Andrew Zimbalist is a sports economist, though I wonder if he has not abandoned that profession, in despair, for behavioural psychology. The focus of his interest is not so much the host countries, which he portrays as desperate victims of some curse, gripped by lust for glory and immune to debt. Rather, he is mesmerised by their oppressors, the International Olympic Committee (IOC) and Fifa, self-perpetuating cabals of Swiss-based bureaucrats, who live fat on
six-figure salaries, colossal expenses and unbounded arrogance. They travel the world like princes, playing on the weakness of democrats and dictators alike. With each event, they demand more venues and more costs. The IOC’s boss Juan Antonio Samaranch was understandably addressed as “your excellency”.

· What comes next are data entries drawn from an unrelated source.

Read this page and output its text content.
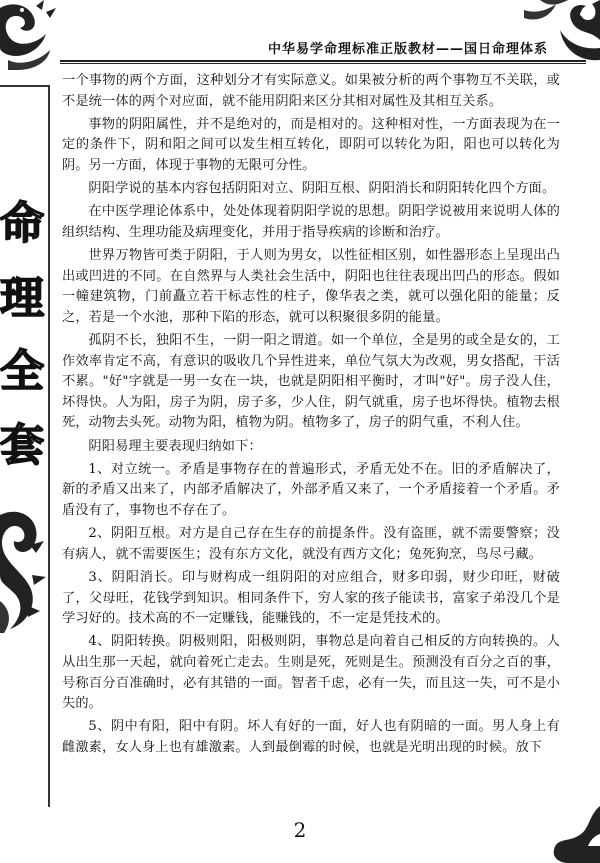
中华易学命理标准正版教材——国日命理体系
命
理
全
套

一个事物的两个方面，这种划分才有实际意义。如果被分析的两个事物互不关联，或不是统一体的两个对应面，就不能用阴阳来区分其相对属性及其相互关系。

事物的阴阳属性，并不是绝对的，而是相对的。这种相对性，一方面表现为在一定的条件下，阴和阳之间可以发生相互转化，即阴可以转化为阳，阳也可以转化为阴。另一方面，体现于事物的无限可分性。

阴阳学说的基本内容包括阴阳对立、阴阳互根、阴阳消长和阴阳转化四个方面。

在中医学理论体系中，处处体现着阴阳学说的思想。阴阳学说被用来说明人体的组织结构、生理功能及病理变化，并用于指导疾病的诊断和治疗。

世界万物皆可类于阴阳，于人则为男女，以性征相区别，如性器形态上呈现出凸出或凹进的不同。在自然界与人类社会生活中，阴阳也往往表现出凹凸的形态。假如一幢建筑物，门前矗立若干标志性的柱子，像华表之类，就可以强化阳的能量；反之，若是一个水池，那种下陷的形态，就可以积聚很多阴的能量。

孤阴不长，独阳不生，一阴一阳之谓道。如一个单位，全是男的或全是女的，工作效率肯定不高，有意识的吸收几个异性进来，单位气氛大为改观，男女搭配，干活不累。"好"字就是一男一女在一块，也就是阴阳相平衡时，才叫"好"。房子没人住，坏得快。人为阳，房子为阴，房子多，少人住，阴气就重，房子也坏得快。植物去根死，动物去头死。动物为阳，植物为阴。植物多了，房子的阴气重，不利人住。

阴阳易理主要表现归纳如下：

1、对立统一。矛盾是事物存在的普遍形式，矛盾无处不在。旧的矛盾解决了，新的矛盾又出来了，内部矛盾解决了，外部矛盾又来了，一个矛盾接着一个矛盾。矛盾没有了，事物也不存在了。

2、阴阳互根。对方是自己存在生存的前提条件。没有盗匪，就不需要警察；没有病人，就不需要医生；没有东方文化，就没有西方文化；兔死狗烹，鸟尽弓藏。

3、阴阳消长。印与财构成一组阴阳的对应组合，财多印弱，财少印旺，财破了，父母旺，花钱学到知识。相同条件下，穷人家的孩子能读书，富家子弟没几个是学习好的。技术高的不一定赚钱，能赚钱的，不一定是凭技术的。

4、阴阳转换。阴极则阳，阳极则阴，事物总是向着自己相反的方向转换的。人从出生那一天起，就向着死亡走去。生则是死，死则是生。预测没有百分之百的事，号称百分百准确时，必有其错的一面。智者千虑，必有一失，而且这一失，可不是小失的。

5、阴中有阳，阳中有阴。坏人有好的一面，好人也有阴暗的一面。男人身上有雌激素，女人身上也有雄激素。人到最倒霉的时候，也就是光明出现的时候。放下

2
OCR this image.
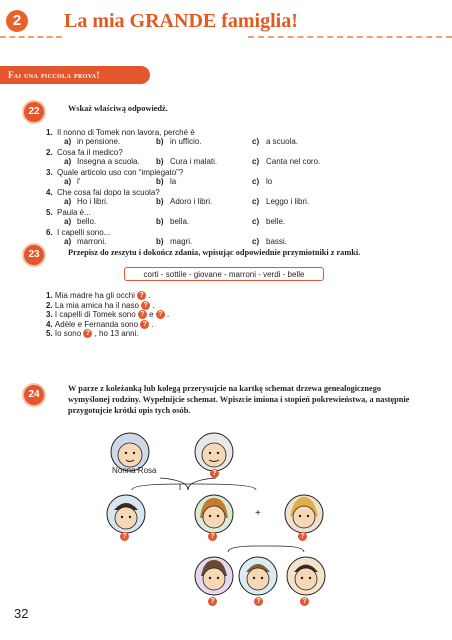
2	La mia GRANDE famiglia!
Fai una piccola prova!
22	Wskaż właściwą odpowiedź.
1. Il nonno di Tomek non lavora, perché è
a) in pensione.	b) in ufficio.	c) a scuola.
2. Cosa fa il medico?
a) Insegna a scuola. b) Cura i malati.	c) Canta nel coro.
3. Quale articolo uso con “impiegato”?
a) l'	b) la	c) lo
4. Che cosa fai dopo la scuola?
a) Ho i libri.	b) Adoro i libri.	c) Leggo i libri.
5. Paula è...
a) bello.	b) bella.	c) belle.
6. I capelli sono...
a) marroni.	b) magri.	c) bassi.
23	Przepisz do zeszytu i dokończ zdania, wpisując odpowiednie przymiotniki z ramki.
corti - sottile - giovane - marroni - verdi - belle
1. Mia madre ha gli occhi ? .
2. La mia amica ha il naso ? .
3. I capelli di Tomek sono ? e ? .
4. Adèle e Fernanda sono ? .
5. Io sono ? , ho 13 anni.
24
W parze z koleżanką lub kolegą przerysujcie na kartkę schemat drzewa genealogicznego wymyślonej rodziny. Wypełnijcie schemat. Wpiszcie imiona i stopień pokrewieństwa, a następnie przygotujcie krótki opis tych osób.
Nonna Rosa	?
?	?
+
?
?	?	?
32
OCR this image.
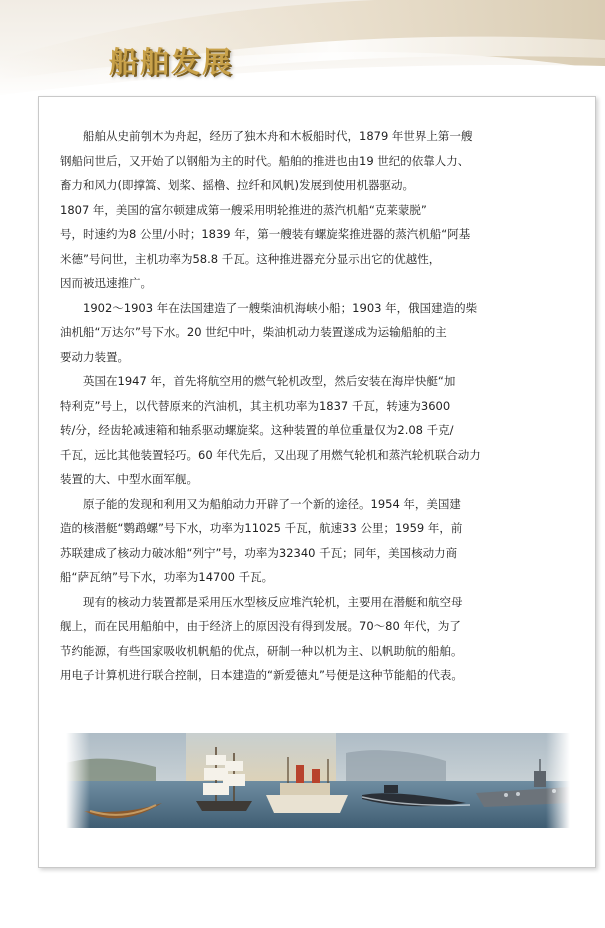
船舶发展

　　船舶从史前刳木为舟起，经历了独木舟和木板船时代，1879 年世界上第一艘
钢船问世后，又开始了以钢船为主的时代。船舶的推进也由19 世纪的依靠人力、
畜力和风力(即撑篙、划桨、摇橹、拉纤和风帆)发展到使用机器驱动。

1807 年，美国的富尔顿建成第一艘采用明轮推进的蒸汽机船“克莱蒙脱”
号，时速约为8 公里/小时；1839 年，第一艘装有螺旋桨推进器的蒸汽机船“阿基
米德”号问世，主机功率为58.8 千瓦。这种推进器充分显示出它的优越性，
因而被迅速推广。

　　1902～1903 年在法国建造了一艘柴油机海峡小船；1903 年，俄国建造的柴
油机船“万达尔”号下水。20 世纪中叶，柴油机动力装置遂成为运输船舶的主
要动力装置。

　　英国在1947 年，首先将航空用的燃气轮机改型，然后安装在海岸快艇“加
特利克”号上，以代替原来的汽油机，其主机功率为1837 千瓦，转速为3600
转/分，经齿轮减速箱和轴系驱动螺旋桨。这种装置的单位重量仅为2.08 千克/
千瓦，远比其他装置轻巧。60 年代先后，又出现了用燃气轮机和蒸汽轮机联合动力
装置的大、中型水面军舰。

　　原子能的发现和利用又为船舶动力开辟了一个新的途径。1954 年，美国建
造的核潜艇“鹦鹉螺”号下水，功率为11025 千瓦，航速33 公里；1959 年，前
苏联建成了核动力破冰船“列宁”号，功率为32340 千瓦；同年，美国核动力商
船“萨瓦纳”号下水，功率为14700 千瓦。

　　现有的核动力装置都是采用压水型核反应堆汽轮机，主要用在潜艇和航空母
舰上，而在民用船舶中，由于经济上的原因没有得到发展。70～80 年代，为了
节约能源，有些国家吸收机帆船的优点，研制一种以机为主、以帆助航的船舶。
用电子计算机进行联合控制，日本建造的“新爱德丸”号便是这种节能船的代表。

When London was awarded the 2012 Games, it paid $500,000 in fees to the IOC just to bid. The British government then increased a customarily understated budget of £3bn to more than £9bn. The IOC demanded London build a new, fortified city at Stratford, despite the new Wembley having been designed for the purpose. The so-called Olympic “family” required five-star hotels and fleets of limousines, roads to be cordoned designated for their private use, including a “Zil lane” past Harrods, and traffic lights that turned green on their approach.
Parliament had to pass a law placing the police and regulators at the IOC’s disposal. The IOC was excused all local taxes and its sponsors were not to suffer rival products advertised anywhere within sight – not so much as the name of a loo seat. The army was put on standby, with missile launchers and submarines at the ready. London’s mayor,
Boris Johnson, told his citizens to stay off the tube lest they impeded Games visitors. Tourist sites emptied. Such nonsense is not even offered to a visiting head of state. Yet the government dared deny the IOC nothing.
Britain, like other host nations, went into banana republic mode. The BBC turned soft in the head, its presenters screaming at every medal like Stalinist sycophants. Newspapers abandoned all news judgment for the duration. Critics were treated like conscientious objectors during the Great War, wimps who could not stand the sight of weapons of mass expenditure.
When the IOC and its grubby younger sister
Fifa were founded in 1894 and 1904 respectively, they were dedicated to international concord and amateurism (not yet a term of abuse). They went along with Hitler’s transformation of the 1936 Olympics from the cause of internationalism to that of nationalism, and never looked back.